Gains From Increase Countered By Drop In State Aid, Provost Says


While most State University of New York students noticed this year's $950 tuition increase, the first general tuition increase in seven years, the university has yet to see any benefits, according to Provost Elizabeth Capaldi.

Capaldi discussed the struggles of breaking even within the confines of a dropping budget at Wednesday's meeting of the Faculty Senate Executive Committee in Capen Hall.

"We all know that there was a tuition increase, but that we have no more money than we did before," said Capaldi.

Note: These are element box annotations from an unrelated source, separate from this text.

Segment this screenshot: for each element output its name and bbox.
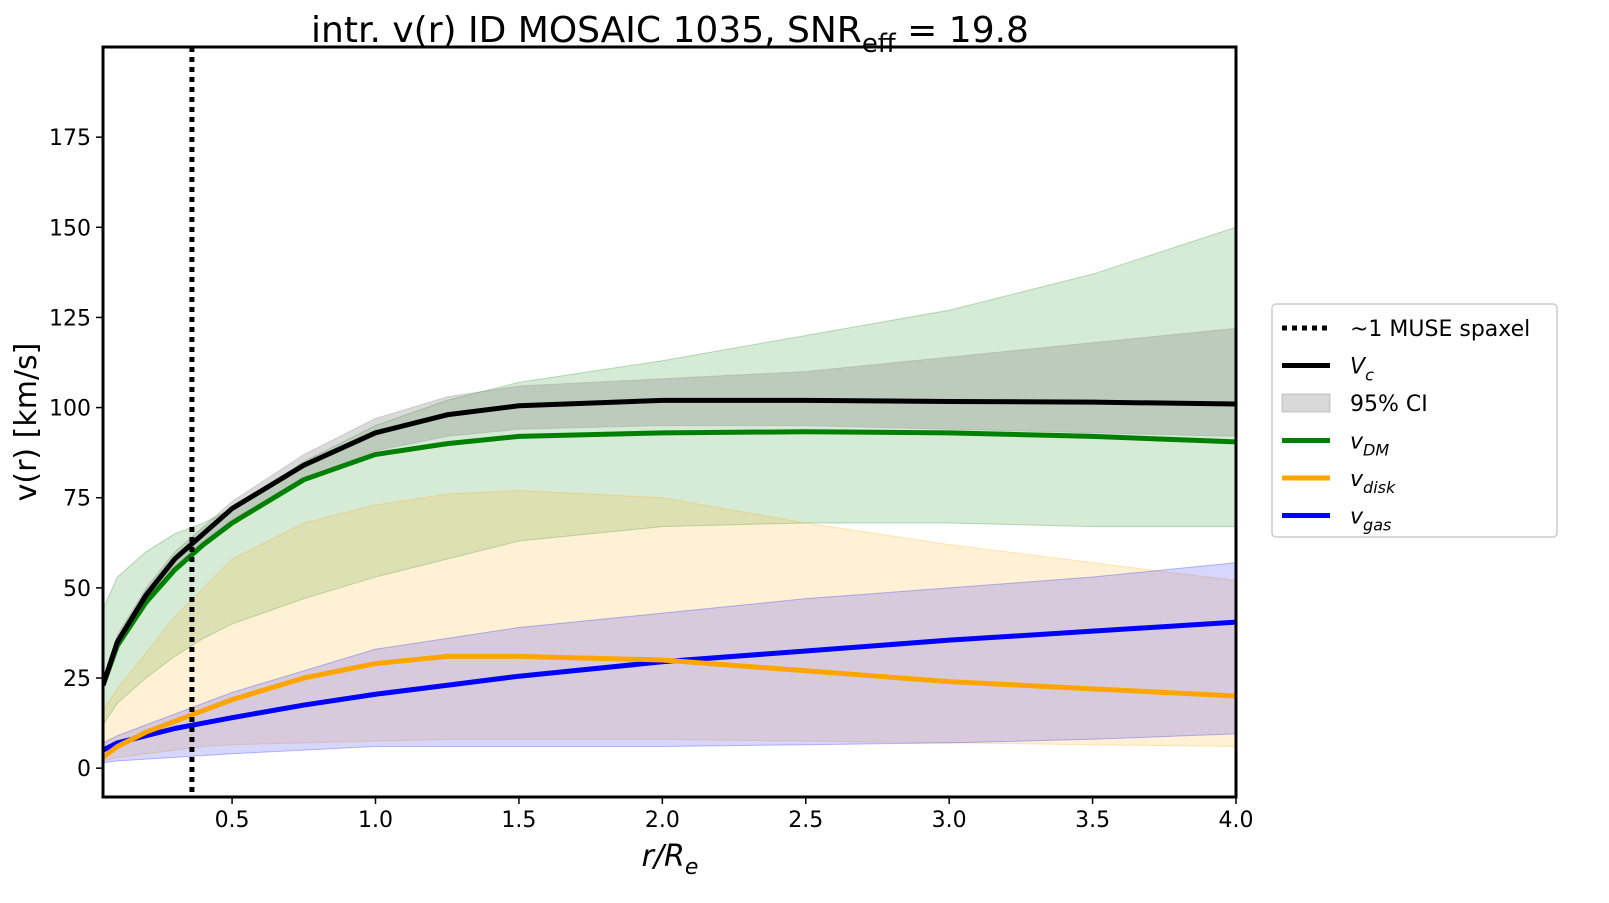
legend-label: vDM bbox=[1350, 430, 1389, 460]
x-tick-label: 0.5 bbox=[215, 808, 250, 833]
legend-swatch bbox=[1281, 393, 1331, 413]
x-tick-label: 3.0 bbox=[932, 808, 967, 833]
y-axis-label: v(r) [km/s] bbox=[9, 343, 44, 502]
chart-title: intr. v(r) ID MOSAIC 1035, SNReff = 19.8 bbox=[311, 10, 1029, 59]
y-tick-label: 175 bbox=[49, 126, 91, 151]
x-tick-label: 4.0 bbox=[1219, 808, 1254, 833]
legend-box bbox=[1271, 303, 1558, 538]
legend-label-main: ~1 MUSE spaxel bbox=[1350, 317, 1530, 342]
legend-label: vgas bbox=[1350, 505, 1391, 535]
legend-label-main: 95% CI bbox=[1350, 392, 1428, 417]
y-tick-label: 150 bbox=[49, 216, 91, 241]
x-tick-label: 3.5 bbox=[1075, 808, 1110, 833]
x-tick-label: 1.5 bbox=[501, 808, 536, 833]
legend-label-main: v bbox=[1350, 505, 1364, 530]
x-axis-label: r/Re bbox=[642, 839, 699, 880]
plot-frame bbox=[101, 45, 1238, 799]
legend-label-main: v bbox=[1350, 467, 1364, 492]
x-tick-label: 1.0 bbox=[358, 808, 393, 833]
legend-label-main: V bbox=[1350, 355, 1367, 380]
legend-label: Vc bbox=[1350, 355, 1374, 385]
legend-label: 95% CI bbox=[1350, 392, 1428, 417]
y-tick-label: 25 bbox=[63, 667, 91, 692]
x-tick-label: 2.5 bbox=[788, 808, 823, 833]
series-line bbox=[103, 653, 1236, 760]
series-line bbox=[103, 429, 1236, 687]
legend-label: vdisk bbox=[1350, 467, 1396, 497]
plot bbox=[103, 47, 1236, 797]
title-end: = 19.8 bbox=[896, 10, 1029, 51]
legend-label-sub: disk bbox=[1363, 478, 1396, 497]
series-line bbox=[103, 619, 1236, 753]
y-tick-label: 75 bbox=[63, 487, 91, 512]
series-line bbox=[103, 397, 1236, 687]
y-tick-label: 0 bbox=[77, 757, 91, 782]
x-label-sub: e bbox=[685, 855, 699, 880]
legend-label-sub: c bbox=[1365, 366, 1374, 385]
confidence-band bbox=[103, 327, 1236, 689]
x-tick-label: 2.0 bbox=[645, 808, 680, 833]
legend-label-main: v bbox=[1350, 430, 1364, 455]
legend-label-sub: DM bbox=[1363, 441, 1389, 460]
legend-label-sub: gas bbox=[1363, 516, 1391, 535]
y-tick-label: 50 bbox=[63, 577, 91, 602]
title-sub: eff bbox=[862, 29, 897, 59]
legend-label: ~1 MUSE spaxel bbox=[1350, 317, 1530, 342]
x-label-main: r/R bbox=[642, 839, 685, 874]
y-tick-label: 125 bbox=[49, 306, 91, 331]
title-main: intr. v(r) ID MOSAIC 1035, SNR bbox=[311, 10, 862, 51]
y-tick-label: 100 bbox=[49, 397, 91, 422]
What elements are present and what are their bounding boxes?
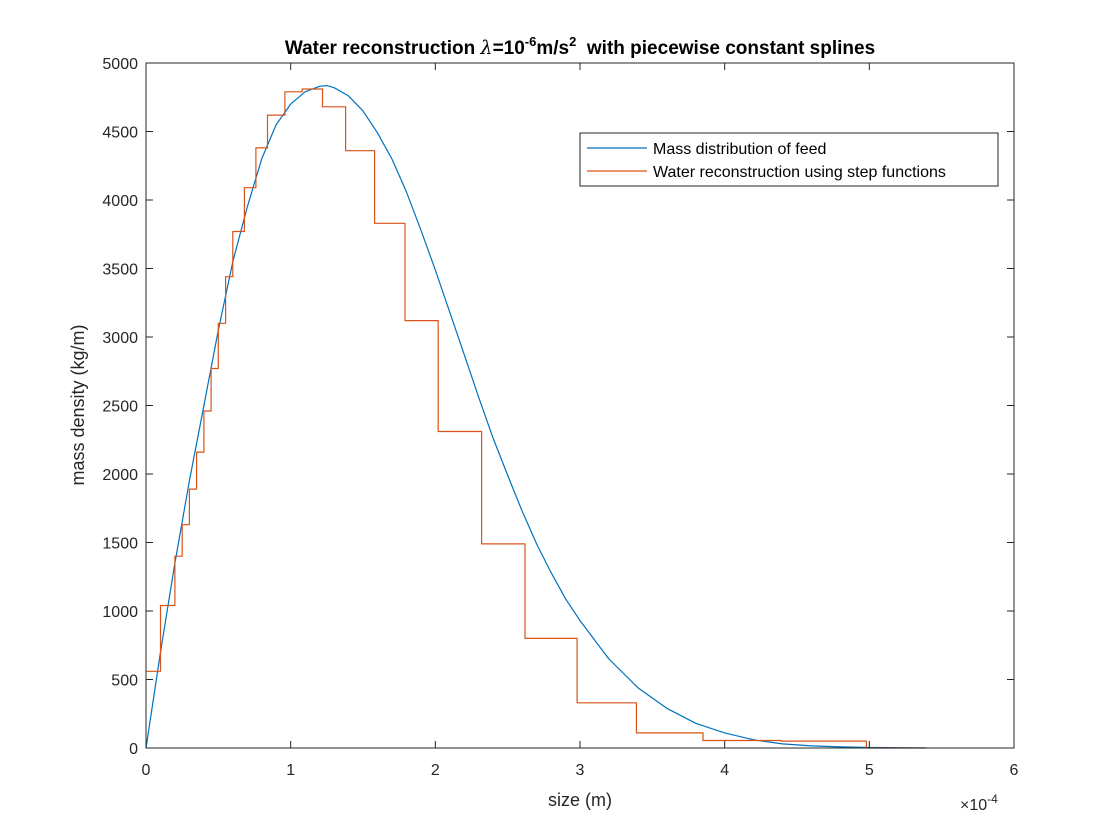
axes-layer: 0 1 2 3 4 5 6 0 500 1000 1500 2000 2500 3000 3500 4000 4… <box>102 56 1018 779</box>
x-multiplier-exponent: -4 <box>987 792 998 806</box>
chart-title: Water reconstruction λ=10-6m/s2 with pie… <box>285 34 875 59</box>
legend-label-feed: Mass distribution of feed <box>653 141 826 158</box>
series-layer <box>145 85 928 749</box>
title-prefix: Water reconstruction <box>285 38 481 59</box>
y-tick-label: 2000 <box>102 467 138 484</box>
y-tick-label: 0 <box>129 741 138 758</box>
series-line-reconstruction <box>146 88 925 749</box>
x-tick-label: 5 <box>865 762 874 779</box>
x-tick-label: 2 <box>431 762 440 779</box>
title-equals: =10 <box>493 38 525 59</box>
y-tick-label: 1000 <box>102 604 138 621</box>
x-tick-label: 3 <box>576 762 585 779</box>
title-unit-exponent: 2 <box>569 34 576 49</box>
x-tick-label: 0 <box>142 762 151 779</box>
y-tick-label: 5000 <box>102 56 138 73</box>
series-line-feed <box>145 85 928 749</box>
title-suffix: with piecewise constant splines <box>576 38 875 59</box>
title-lambda: λ <box>480 37 493 59</box>
x-multiplier-base: ×10 <box>960 797 987 814</box>
legend-label-reconstruction: Water reconstruction using step function… <box>653 164 946 181</box>
y-axis-label: mass density (kg/m) <box>68 324 88 485</box>
title-unit: m/s <box>536 38 569 59</box>
y-tick-label: 3500 <box>102 262 138 279</box>
y-tick-label: 1500 <box>102 536 138 553</box>
y-tick-label: 2500 <box>102 399 138 416</box>
title-exponent: -6 <box>525 34 537 49</box>
x-tick-label: 4 <box>720 762 729 779</box>
x-axis-multiplier: ×10-4 <box>960 792 998 814</box>
x-axis-label: size (m) <box>548 790 612 810</box>
y-tick-label: 3000 <box>102 330 138 347</box>
y-tick-label: 4500 <box>102 125 138 142</box>
legend: Mass distribution of feed Water reconstr… <box>579 132 999 187</box>
x-tick-label: 1 <box>286 762 295 779</box>
legend-box <box>579 132 999 187</box>
y-tick-label: 500 <box>111 673 138 690</box>
y-tick-label: 4000 <box>102 193 138 210</box>
x-tick-label: 6 <box>1010 762 1019 779</box>
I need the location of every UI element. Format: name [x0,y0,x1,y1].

Capaldi said for every extra dollar of tuition paid by UB students there was a proportionate drop in the amount of money from taxes allocated to the State University of New York in the state budget.

"We've always said that money is money, and so if money comes from somewhere, the flavor of that money doesn't matter," said Capaldi.

But this year, Capaldi said, the source of funding matters more because there is a shift in the amount of funding that comes from students.

"It does (matter) for the students. We've shifted the burden to the students to pay more in tuition for the same amount of spending we saw last year," she said.

According to Capaldi, the original proposed tuition increase was $1,200 for in-state students and $5,000 for out-of-state students, and with these increases, the budget would have balanced itself.

However, with only a $950 increase for in-state students and a $2,000 increase for out-of-state students approved, the budget was still unbalanced.

"With these numbers, we knew that there would be money problems," said Capaldi.

She went on to explain that as tuition rises, the university itself ends up spending more money to proportionately increase the amount of funds paid out in scholarships.

"Overall, we lose money," said Capaldi, attributing the loss not only to scholarships, but also to graduate and medical schools at UB, which, she said, actually take more money to run than they receive in tuition.

"There's nothing evil about (the budget)," Capaldi said. "It's not as though there's extra money just laying around, we're just trying to keep everybody whole."